As Google continues to alter its mighty search algorithms to better push targeted and relevant content to the forefront of their search results, savvy web marketers must change their tactics to keep up in the rankings. The search highway is littered with techniques of yesteryear that no longer work very well for ranking your site, but the ones that stick revolve around content and authority sites. Basically, this means you must have good content, and that content must be linked to high Pagerank-websites, which act as arrows to direct both traffic and search signals to your site. Here’s how eBay and Amazon could help improve your site’s rankings.

 

Taking Account of the E-Commerce Giants

The e-commerce giants Amazon and eBay are very highly-ranked sites with countless millions of visitors each day. Furthermore, they have high authority, which means that if you can get backlinks from these sites the profile of your website can be raised significantly. Amazon has a quarter-billion customer accounts, which makes it supremely beneficial to a website that can leverage even a tiny fraction of these with targeted marketing methods on the Amazon platform. The same goes for eBay.

The sheer size of an online store like Amazon’s means that the e-commerce giant is like a search engine unto itself. By using the right methods to list your products and reviews, you can corral much of the traffic searching for specific, long-tail keywords and direct them toward your products. For example, the product title field is especially important, and proper use of it can place your listing above the competitors’. Just keep in mind while optimizing your site and products that Amazon has different SEO signals than Google; people go to the former to buy products—the latter, to find information. One major difference this inspires is that relevant keyword stuffing works a lot better when trying to rank in Amazon than it does in Google.

 

How to Get Backlinks from Amazon and eBay

Neither Amazon nor eBay allow HTML code in product reviews, so it can prove difficult to obtain backlinks from them—but there are a very few places where it’s possible. Usually, these require that you provide something of value to the reader, and minimize the possibility of “gaming” their search engines to promote shoddy products as better than they really are.

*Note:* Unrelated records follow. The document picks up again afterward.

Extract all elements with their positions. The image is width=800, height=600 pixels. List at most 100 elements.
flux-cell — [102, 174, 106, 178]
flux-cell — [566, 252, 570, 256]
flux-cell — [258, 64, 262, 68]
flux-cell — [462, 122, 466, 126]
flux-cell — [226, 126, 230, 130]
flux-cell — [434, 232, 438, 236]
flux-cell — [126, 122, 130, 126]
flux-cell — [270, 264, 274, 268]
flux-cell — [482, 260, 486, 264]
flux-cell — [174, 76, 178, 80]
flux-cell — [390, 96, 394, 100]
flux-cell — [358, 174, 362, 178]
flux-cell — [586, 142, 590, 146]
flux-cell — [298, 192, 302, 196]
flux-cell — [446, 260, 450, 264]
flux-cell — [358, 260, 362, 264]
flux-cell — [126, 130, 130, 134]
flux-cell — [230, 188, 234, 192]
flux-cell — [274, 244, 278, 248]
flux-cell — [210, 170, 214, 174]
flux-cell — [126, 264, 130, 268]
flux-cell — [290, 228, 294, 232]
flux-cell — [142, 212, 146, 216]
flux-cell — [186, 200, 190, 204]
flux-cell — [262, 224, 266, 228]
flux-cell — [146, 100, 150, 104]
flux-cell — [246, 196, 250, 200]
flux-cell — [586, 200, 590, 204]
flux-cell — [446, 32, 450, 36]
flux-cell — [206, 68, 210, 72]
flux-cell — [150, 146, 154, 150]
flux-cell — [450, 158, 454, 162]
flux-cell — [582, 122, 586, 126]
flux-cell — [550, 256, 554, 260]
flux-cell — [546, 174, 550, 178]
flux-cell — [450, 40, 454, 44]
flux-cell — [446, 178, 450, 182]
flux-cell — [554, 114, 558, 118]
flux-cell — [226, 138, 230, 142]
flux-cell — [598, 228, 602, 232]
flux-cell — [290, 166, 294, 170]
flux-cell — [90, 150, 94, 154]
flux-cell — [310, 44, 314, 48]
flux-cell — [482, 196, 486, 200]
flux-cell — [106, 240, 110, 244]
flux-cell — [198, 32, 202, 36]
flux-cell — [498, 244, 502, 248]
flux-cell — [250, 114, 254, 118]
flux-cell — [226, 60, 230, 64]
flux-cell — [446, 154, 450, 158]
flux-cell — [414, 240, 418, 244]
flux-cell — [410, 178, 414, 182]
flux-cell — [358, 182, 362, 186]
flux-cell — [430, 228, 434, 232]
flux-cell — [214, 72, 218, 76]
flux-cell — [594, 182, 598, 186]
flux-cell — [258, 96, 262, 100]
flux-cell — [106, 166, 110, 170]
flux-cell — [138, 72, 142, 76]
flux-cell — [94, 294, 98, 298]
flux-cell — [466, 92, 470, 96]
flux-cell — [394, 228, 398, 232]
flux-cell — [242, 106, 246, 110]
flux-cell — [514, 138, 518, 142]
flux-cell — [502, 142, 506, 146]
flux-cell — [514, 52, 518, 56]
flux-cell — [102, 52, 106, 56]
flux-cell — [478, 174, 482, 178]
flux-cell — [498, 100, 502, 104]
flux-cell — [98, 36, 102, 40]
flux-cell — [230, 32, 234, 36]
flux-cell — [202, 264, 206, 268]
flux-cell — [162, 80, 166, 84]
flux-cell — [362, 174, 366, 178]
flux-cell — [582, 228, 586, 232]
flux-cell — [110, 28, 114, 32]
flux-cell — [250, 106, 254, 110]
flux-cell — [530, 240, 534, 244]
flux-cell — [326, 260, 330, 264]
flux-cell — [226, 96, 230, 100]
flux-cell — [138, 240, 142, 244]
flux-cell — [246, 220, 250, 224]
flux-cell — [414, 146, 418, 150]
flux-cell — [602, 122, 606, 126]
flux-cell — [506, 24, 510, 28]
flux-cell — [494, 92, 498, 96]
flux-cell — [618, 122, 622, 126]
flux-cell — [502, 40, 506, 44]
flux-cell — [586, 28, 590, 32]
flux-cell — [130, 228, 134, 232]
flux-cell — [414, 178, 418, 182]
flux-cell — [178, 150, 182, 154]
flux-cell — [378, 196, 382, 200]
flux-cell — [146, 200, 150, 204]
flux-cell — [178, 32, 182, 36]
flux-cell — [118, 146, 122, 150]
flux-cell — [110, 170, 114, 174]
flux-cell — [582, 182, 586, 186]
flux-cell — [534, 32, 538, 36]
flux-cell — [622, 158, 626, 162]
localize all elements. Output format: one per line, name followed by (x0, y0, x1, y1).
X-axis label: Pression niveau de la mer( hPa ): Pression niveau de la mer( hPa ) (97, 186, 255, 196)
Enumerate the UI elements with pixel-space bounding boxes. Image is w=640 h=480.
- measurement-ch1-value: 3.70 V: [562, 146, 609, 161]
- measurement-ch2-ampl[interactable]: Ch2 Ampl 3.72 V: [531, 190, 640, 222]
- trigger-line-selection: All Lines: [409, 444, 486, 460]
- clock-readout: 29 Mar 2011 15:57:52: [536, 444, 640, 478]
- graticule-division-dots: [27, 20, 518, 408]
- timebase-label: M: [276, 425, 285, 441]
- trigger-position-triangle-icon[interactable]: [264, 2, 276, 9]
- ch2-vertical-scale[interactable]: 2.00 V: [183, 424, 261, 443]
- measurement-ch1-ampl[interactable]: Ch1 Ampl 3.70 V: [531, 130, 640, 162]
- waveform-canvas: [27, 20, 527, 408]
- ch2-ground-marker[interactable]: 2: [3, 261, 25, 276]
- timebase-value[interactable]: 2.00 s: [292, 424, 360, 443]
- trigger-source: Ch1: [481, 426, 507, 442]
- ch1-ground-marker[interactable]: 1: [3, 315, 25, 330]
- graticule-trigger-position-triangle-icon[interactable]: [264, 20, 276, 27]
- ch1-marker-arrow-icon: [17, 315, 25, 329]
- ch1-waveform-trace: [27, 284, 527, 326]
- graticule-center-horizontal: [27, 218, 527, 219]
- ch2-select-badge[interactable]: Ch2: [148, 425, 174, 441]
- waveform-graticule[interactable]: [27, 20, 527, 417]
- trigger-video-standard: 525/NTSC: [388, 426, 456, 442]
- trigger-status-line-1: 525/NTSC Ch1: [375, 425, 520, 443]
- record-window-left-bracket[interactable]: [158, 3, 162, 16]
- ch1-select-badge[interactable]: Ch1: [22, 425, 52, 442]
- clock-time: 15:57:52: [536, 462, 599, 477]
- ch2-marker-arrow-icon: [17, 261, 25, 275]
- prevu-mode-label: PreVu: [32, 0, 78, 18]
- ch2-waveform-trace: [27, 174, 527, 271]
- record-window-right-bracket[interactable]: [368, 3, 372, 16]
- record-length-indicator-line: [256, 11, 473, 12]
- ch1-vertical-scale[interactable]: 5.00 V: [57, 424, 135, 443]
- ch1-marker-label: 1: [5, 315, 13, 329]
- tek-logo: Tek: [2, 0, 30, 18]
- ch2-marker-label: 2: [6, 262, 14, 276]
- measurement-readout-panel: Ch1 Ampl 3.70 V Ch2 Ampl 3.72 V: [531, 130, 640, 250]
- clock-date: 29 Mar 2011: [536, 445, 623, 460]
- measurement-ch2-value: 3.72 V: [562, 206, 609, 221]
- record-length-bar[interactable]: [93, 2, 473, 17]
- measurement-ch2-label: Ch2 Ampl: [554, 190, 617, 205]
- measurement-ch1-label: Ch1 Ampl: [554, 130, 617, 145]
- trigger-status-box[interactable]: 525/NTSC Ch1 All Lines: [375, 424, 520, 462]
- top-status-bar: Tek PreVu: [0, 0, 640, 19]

Many of the same techniques also hold true for eBay. If you have an offsite website and want to sell items that might also be found on eBay, you can pen an informative article surrounding the subject and publish it on eBay—with a backlink to your site in your profile. On Amazon, you can’t write articles, but you can write reviews; you can hyperlink your profile to a website of your choosing (as long as it complies with Amazon’s terms of conditions) and receive the powerful link credit the website provides.

The link is nofollow, so to really benefit from it you need to write great reviews for many products—this increases the chances that visitors to your profile will actually continue on to the web address to check it out. It’s a good idea to make this a landing page that has a measure of relevance to the products you’ve reviewed, so that they stay awhile and interact with your website. For eBay, writing those informative articles accomplishes a similar result.